The Hobbit: An Unexpected Journey

Peter Jackson returns to Middle-earth to spin Tolkien's slender children's book The Hobbit into another three-part adventure fantasy

Nine years after bringing his epic Lord of the Rings trilogy to a triumphant close, Peter Jackson returns to Middle-earth to spin Tolkien’s slender children’s book The Hobbit into another three-part adventure fantasy.

An Unexpected Journey, the first instalment, finds home-loving hobbit Bilbo Baggins (Martin Freeman) drafted by the wizard Gandalf (Ian McKellen) into a company of dwarves seeking to reclaim their lost kingdom.

Unfortunately, when the dwarves turn up mob-handed at the hobbit’s cosy home, kicking off a night of boisterous revelry, it takes the best part of an hour to get beyond Bilbo’s front door. And the combination of dwarves, laboured jests and jollity, and familiar faces off the telly turns the occasion into bad panto. Jackson’s decision to shoot the film in High Frame Rate 3D only makes matters worse. The overly slick screen image produced by the higher resolution makes the film look like daytime television.

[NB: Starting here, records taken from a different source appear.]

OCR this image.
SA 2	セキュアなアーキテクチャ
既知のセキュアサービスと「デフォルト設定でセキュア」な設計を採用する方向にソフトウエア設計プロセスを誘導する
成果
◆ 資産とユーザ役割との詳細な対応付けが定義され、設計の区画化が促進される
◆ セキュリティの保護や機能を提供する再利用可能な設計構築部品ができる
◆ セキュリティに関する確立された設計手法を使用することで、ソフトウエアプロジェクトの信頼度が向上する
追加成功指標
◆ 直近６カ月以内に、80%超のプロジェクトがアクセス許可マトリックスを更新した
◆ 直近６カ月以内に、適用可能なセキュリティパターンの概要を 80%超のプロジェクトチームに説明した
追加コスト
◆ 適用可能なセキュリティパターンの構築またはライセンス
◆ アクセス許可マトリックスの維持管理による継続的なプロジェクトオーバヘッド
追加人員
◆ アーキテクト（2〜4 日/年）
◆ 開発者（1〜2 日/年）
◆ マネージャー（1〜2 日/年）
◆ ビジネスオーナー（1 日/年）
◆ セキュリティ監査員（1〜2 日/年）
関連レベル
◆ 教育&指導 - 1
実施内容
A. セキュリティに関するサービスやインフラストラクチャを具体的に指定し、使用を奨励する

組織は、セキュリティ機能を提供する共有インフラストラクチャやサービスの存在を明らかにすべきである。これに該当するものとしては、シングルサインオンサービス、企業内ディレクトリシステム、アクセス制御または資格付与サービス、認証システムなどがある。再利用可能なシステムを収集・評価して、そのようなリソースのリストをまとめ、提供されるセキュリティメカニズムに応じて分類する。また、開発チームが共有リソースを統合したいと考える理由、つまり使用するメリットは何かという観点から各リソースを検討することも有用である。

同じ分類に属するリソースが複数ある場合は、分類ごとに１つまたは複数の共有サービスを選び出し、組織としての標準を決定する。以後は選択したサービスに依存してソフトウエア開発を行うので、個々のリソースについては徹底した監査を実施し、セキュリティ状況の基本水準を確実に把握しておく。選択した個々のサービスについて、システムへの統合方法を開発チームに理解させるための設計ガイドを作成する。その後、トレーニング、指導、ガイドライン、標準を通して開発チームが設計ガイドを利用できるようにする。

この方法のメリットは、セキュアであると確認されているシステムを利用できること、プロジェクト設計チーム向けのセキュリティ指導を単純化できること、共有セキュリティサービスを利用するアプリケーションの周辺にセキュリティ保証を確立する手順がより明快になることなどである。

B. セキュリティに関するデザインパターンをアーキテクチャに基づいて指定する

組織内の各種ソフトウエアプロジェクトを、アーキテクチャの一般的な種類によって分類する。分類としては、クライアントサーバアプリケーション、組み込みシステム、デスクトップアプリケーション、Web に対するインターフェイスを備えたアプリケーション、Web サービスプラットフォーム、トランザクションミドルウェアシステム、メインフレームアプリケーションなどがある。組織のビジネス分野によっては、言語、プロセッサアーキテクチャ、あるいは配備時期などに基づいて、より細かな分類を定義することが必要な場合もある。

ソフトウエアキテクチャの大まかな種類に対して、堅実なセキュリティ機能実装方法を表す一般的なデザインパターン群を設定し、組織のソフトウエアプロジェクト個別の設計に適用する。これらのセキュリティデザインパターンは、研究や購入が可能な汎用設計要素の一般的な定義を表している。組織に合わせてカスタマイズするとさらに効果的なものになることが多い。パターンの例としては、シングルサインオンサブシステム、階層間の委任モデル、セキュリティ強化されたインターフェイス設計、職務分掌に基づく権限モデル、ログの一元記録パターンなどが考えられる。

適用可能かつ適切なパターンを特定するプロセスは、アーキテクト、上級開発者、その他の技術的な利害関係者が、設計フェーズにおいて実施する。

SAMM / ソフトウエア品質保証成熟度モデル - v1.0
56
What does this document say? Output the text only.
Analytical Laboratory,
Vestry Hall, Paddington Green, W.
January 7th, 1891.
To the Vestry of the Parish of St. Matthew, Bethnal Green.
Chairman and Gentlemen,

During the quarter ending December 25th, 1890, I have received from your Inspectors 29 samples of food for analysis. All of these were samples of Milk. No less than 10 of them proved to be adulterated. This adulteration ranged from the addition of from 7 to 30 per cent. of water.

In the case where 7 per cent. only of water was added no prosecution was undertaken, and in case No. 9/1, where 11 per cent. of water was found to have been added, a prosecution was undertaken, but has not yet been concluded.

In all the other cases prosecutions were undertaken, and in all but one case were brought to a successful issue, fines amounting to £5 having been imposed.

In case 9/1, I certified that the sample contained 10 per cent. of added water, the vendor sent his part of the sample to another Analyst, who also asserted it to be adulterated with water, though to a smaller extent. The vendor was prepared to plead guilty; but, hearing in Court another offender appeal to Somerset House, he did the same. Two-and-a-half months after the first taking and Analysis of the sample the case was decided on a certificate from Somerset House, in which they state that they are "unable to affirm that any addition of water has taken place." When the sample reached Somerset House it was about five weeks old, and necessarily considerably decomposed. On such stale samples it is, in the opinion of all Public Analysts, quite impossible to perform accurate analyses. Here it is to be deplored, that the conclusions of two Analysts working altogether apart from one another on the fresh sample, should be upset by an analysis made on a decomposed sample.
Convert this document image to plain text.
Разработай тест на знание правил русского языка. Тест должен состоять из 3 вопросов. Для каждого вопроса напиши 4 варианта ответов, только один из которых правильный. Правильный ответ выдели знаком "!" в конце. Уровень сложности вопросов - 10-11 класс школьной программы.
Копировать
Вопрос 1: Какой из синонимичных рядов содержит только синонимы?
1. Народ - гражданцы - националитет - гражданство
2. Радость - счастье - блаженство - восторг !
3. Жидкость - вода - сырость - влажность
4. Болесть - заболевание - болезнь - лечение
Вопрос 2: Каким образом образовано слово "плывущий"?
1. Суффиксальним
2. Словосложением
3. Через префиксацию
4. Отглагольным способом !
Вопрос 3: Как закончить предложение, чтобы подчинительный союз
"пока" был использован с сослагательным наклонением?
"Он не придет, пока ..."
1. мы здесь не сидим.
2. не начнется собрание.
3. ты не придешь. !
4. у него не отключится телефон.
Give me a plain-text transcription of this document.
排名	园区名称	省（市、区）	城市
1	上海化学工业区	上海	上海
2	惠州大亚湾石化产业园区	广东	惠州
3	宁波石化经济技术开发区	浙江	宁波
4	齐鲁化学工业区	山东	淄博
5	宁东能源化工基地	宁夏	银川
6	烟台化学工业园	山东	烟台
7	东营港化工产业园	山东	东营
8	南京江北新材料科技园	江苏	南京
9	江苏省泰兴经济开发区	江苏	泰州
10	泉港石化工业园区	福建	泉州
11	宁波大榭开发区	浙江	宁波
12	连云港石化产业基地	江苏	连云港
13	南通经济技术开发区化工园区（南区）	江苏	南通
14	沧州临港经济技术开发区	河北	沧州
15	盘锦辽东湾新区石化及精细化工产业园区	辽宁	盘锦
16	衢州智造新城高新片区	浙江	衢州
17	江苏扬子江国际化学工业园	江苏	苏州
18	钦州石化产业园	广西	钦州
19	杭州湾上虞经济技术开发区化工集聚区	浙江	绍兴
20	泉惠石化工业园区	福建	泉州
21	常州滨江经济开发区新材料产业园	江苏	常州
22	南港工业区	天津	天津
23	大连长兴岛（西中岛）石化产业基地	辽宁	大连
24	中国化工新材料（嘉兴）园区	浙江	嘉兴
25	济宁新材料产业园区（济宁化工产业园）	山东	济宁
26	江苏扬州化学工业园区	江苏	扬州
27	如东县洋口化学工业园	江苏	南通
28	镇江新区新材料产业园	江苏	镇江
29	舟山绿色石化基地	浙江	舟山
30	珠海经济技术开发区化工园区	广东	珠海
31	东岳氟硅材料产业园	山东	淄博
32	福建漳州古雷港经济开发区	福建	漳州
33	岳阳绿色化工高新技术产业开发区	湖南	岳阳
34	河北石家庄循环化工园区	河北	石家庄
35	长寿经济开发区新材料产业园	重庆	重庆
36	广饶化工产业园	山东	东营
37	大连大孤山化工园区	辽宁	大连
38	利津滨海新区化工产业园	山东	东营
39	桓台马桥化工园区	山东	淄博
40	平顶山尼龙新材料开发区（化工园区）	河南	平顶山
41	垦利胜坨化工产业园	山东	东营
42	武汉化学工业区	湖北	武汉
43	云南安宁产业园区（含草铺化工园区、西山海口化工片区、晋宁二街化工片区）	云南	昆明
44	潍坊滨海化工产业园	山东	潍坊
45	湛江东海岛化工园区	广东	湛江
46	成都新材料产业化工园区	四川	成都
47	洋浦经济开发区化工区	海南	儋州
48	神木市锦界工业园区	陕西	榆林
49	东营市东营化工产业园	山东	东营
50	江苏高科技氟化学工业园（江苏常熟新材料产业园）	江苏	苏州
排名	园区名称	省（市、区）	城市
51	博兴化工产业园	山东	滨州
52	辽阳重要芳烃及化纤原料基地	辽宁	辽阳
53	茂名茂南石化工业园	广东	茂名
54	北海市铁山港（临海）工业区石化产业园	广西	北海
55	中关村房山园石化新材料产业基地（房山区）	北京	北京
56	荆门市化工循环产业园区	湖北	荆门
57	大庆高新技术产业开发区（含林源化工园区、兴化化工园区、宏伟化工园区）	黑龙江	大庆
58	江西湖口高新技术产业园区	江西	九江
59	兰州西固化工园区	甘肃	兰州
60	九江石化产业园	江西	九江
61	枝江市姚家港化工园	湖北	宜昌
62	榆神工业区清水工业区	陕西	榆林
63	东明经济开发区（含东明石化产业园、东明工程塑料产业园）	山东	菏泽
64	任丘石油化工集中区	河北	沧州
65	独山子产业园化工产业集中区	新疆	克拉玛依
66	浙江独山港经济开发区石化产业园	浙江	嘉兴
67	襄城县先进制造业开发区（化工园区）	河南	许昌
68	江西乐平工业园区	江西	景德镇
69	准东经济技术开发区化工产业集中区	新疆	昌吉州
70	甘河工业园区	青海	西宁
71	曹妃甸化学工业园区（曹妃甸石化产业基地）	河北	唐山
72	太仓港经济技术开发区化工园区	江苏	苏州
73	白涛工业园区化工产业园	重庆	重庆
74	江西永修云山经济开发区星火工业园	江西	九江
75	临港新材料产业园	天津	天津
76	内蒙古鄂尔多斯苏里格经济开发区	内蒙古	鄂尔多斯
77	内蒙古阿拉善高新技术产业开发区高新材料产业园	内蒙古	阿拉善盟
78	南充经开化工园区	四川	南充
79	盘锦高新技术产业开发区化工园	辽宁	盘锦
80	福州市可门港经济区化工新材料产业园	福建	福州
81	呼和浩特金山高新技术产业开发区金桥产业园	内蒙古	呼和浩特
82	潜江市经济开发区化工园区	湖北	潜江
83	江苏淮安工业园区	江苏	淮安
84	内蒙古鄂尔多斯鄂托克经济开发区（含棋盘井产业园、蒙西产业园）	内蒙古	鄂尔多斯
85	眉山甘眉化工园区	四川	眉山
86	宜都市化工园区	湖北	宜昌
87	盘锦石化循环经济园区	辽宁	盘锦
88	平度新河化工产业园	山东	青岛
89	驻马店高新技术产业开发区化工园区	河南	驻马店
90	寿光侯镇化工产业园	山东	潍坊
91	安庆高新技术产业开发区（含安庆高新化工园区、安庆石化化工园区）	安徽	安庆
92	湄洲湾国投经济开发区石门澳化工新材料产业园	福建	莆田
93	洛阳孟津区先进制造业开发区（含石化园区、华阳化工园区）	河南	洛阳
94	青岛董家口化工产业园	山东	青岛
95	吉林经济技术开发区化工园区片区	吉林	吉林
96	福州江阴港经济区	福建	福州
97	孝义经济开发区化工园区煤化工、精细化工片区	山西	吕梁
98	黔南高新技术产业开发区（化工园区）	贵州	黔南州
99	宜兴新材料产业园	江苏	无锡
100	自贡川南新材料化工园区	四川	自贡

Things improve when the journey finally gets underway, pitching Bilbo into perilous encounters with trolls, goblins, orcs and, scariest of all, the slimy treacherous Gollum. And there is much that is good about the film. Freeman is perfectly cast as diffident everyman Bilbo; McKellen once more gives Gandalf a wry, whimsical twinkle; and Andy Serkis performs motion-capture marvels as Gollum.

Indeed, the scene in which Bilbo first encounters the cave-dwelling Gollum and bests him in a duel of riddles is the film’s highlight. But at 170 minutes, The Hobbit contains so much unnecessary padding that the patience of all but the most devoted fans will be sorely tested.